犯罪組織による攻撃に備え、ルッテ首相に厳重な警備か
全国紙テレグラーフが報じたところによれば、ルッテ暫定内閣首相は犯罪組織による誘拐や攻撃の標的になる可能性があり、厳重な警備がつくことになる。これまでは自転車で国会へ登院したり、気軽に街を歩いていた首相だが、今後はそれも不可能になりそうだ。
テレグラーフの記者は、「これまでに何度かスポッターが目撃されており、彼らはモクロマフィア(モロッコ・マフィア)に関係している。」と出演したテレビ番組で語っている。スポッターとは、犯罪世界で使われる用語で、標的をどのような方法で誘拐したり攻撃したりするかを、念入りに計画する人物だという。記者は、標的は今の所ルッテ首相であると断言している。モクロマフィアとは、モロッコやアンティール出身者からなるオランダやベルギーで活動するドラッグ関連の犯罪組織。
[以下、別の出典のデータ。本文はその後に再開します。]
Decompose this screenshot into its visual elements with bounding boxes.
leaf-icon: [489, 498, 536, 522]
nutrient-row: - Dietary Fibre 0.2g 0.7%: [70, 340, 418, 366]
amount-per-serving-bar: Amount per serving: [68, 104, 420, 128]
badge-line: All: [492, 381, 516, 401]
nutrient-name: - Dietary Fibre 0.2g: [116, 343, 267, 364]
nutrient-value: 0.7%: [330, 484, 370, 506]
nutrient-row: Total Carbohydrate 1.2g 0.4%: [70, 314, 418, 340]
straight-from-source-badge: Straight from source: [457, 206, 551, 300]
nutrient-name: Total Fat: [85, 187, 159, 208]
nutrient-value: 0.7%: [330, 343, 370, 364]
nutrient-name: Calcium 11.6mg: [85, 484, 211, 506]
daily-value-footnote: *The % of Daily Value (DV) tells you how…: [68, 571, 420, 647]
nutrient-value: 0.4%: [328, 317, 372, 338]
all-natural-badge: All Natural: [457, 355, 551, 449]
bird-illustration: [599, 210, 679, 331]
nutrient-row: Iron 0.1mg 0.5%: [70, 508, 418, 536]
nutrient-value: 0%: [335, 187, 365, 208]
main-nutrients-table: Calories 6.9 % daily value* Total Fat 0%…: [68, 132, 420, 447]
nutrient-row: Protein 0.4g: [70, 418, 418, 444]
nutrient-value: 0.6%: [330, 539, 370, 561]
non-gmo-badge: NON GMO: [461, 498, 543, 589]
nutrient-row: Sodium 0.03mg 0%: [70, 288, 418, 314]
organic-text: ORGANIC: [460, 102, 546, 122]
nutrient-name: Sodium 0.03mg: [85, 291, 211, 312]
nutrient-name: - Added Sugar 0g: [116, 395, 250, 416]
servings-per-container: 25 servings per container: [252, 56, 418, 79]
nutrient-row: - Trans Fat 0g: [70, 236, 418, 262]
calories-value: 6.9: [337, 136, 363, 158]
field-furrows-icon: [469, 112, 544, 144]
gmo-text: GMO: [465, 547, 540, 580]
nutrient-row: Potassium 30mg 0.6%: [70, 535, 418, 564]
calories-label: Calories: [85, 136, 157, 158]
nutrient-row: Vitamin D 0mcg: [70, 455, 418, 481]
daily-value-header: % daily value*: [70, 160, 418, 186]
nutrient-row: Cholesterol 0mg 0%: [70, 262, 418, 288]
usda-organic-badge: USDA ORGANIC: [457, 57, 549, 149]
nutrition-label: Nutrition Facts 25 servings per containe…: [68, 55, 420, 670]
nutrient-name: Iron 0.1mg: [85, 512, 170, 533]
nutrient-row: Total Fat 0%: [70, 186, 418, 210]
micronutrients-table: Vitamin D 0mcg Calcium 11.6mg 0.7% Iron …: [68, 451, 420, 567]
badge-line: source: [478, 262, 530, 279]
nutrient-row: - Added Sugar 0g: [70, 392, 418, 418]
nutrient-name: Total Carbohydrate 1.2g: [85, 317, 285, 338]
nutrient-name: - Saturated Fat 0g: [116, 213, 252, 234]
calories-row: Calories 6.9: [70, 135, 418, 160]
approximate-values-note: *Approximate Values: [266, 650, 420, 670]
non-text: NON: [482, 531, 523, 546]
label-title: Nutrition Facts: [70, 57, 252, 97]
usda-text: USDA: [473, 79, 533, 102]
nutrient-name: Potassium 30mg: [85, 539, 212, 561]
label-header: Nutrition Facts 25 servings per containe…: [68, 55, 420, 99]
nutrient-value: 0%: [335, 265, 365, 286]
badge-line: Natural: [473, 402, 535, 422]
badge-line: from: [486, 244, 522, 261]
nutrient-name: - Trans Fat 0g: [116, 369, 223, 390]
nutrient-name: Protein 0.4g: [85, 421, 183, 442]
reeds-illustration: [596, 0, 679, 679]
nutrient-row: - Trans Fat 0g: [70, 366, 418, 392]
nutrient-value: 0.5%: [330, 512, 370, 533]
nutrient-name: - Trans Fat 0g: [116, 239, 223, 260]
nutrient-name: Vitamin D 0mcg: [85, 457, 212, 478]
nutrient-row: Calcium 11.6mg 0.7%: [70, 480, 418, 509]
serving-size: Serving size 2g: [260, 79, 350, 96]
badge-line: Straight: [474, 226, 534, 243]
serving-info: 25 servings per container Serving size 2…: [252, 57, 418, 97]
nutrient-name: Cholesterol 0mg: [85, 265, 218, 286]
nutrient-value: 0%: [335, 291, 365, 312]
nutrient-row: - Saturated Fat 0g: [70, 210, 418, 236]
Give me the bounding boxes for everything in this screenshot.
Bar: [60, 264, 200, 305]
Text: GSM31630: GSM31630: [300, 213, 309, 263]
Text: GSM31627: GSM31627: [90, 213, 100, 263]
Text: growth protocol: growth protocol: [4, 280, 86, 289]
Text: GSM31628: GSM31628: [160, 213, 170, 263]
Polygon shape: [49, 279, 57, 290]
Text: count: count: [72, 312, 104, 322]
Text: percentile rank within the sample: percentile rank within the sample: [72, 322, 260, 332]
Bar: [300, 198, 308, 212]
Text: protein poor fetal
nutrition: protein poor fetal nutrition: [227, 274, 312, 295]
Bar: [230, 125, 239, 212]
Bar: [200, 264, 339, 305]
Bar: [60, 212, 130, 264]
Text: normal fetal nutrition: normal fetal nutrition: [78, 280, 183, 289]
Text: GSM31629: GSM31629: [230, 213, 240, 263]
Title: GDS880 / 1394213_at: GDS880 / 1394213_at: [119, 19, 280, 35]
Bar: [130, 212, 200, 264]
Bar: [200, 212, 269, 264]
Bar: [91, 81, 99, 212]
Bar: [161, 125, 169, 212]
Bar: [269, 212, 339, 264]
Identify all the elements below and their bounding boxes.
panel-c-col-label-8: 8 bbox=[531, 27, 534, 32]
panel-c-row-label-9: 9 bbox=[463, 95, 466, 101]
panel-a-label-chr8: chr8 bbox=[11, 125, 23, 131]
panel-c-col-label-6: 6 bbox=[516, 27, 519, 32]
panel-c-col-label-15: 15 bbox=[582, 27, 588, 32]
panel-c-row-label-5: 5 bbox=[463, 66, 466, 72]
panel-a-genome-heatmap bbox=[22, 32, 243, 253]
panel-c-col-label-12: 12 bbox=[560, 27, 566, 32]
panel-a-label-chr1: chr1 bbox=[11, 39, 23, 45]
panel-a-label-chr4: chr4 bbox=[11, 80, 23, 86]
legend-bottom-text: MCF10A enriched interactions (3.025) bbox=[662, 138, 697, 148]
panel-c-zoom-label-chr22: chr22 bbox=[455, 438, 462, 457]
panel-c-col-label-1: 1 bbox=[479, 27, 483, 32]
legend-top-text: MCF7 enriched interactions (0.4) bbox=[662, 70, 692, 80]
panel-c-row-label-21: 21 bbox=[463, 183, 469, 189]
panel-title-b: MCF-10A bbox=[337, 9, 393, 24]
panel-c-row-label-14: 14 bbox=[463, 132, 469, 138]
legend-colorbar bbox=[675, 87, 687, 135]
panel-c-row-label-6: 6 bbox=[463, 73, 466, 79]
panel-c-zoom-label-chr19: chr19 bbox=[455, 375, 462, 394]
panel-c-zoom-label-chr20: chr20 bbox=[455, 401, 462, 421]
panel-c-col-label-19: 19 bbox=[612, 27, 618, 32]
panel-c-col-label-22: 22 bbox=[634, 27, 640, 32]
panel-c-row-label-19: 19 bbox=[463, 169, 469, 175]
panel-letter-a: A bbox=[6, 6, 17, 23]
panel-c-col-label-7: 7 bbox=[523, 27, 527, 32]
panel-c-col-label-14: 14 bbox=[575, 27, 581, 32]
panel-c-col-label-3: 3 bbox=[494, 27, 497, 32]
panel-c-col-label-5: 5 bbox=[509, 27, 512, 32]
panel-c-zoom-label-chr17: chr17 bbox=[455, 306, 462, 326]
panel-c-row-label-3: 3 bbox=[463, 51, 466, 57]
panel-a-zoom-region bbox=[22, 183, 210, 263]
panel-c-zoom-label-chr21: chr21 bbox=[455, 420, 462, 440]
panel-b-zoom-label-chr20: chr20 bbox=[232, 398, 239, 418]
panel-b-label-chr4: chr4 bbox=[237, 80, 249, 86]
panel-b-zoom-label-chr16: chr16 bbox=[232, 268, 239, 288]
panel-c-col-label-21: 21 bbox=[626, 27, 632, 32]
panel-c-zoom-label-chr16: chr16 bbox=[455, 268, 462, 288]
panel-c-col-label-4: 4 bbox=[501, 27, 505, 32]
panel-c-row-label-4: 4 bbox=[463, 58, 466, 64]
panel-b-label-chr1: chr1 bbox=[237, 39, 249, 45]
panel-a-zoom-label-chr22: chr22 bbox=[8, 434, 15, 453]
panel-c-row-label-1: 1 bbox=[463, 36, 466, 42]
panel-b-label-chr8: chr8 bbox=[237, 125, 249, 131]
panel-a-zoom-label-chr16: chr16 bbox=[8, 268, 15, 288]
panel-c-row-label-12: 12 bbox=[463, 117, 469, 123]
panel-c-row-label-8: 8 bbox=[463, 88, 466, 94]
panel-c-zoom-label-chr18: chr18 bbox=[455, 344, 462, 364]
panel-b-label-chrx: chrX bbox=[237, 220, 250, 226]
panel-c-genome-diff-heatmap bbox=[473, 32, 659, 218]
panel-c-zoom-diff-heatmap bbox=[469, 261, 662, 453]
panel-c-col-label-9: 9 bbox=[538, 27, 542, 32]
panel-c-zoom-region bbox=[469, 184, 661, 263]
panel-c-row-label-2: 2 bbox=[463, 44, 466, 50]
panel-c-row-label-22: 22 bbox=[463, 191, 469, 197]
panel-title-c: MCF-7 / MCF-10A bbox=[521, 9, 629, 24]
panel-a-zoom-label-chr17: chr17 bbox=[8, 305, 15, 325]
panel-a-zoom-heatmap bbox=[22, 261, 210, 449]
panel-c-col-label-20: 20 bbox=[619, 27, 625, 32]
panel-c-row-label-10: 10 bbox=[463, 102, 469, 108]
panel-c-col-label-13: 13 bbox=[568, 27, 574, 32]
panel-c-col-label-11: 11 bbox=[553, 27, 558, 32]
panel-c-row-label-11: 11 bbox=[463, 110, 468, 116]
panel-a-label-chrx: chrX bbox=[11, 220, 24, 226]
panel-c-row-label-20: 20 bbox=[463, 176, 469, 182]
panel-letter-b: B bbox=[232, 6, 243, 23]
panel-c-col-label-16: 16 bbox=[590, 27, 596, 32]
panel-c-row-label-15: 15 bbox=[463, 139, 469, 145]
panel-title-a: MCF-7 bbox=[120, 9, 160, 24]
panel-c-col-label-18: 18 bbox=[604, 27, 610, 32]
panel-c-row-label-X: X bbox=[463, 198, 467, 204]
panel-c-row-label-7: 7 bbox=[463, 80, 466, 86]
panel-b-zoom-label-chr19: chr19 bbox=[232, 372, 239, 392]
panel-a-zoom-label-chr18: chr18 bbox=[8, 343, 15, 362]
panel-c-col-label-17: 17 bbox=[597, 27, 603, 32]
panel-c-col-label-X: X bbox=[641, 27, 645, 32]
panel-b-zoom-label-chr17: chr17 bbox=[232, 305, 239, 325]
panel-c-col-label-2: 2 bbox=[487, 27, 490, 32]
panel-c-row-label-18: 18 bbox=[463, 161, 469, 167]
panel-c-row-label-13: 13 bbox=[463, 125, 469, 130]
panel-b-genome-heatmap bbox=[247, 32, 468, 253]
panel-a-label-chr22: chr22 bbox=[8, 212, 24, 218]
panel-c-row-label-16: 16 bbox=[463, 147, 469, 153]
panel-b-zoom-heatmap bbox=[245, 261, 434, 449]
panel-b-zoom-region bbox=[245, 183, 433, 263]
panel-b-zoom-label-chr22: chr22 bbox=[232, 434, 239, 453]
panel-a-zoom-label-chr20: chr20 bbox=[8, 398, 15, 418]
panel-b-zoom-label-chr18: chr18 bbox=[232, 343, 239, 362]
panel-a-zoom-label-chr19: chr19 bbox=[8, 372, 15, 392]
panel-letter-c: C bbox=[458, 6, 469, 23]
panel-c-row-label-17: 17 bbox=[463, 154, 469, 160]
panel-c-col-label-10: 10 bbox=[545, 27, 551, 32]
ロッテルダム港やアントワープ港経由で輸入されているコカインを欧州全土で流通させたり、ドラッグの生産に関わっている。
モクロマフィア関連事件で2019年に弁護士のデルク・ヴィアスム氏が殺害されて以来、20人から30人もの関係者が厳重に警備されている。その中には、この殺害事件の大元となったモクロマフィアのボスであるタギの判決に関わる司法関係者が多く混じっている。今年の7月、検察は2人の容疑者に対して終身刑を要求した。この殺害は、容疑者のナビルBがタギに対する証人陳述書を作成することについて検察庁と司法取引をしたことに関連しているという。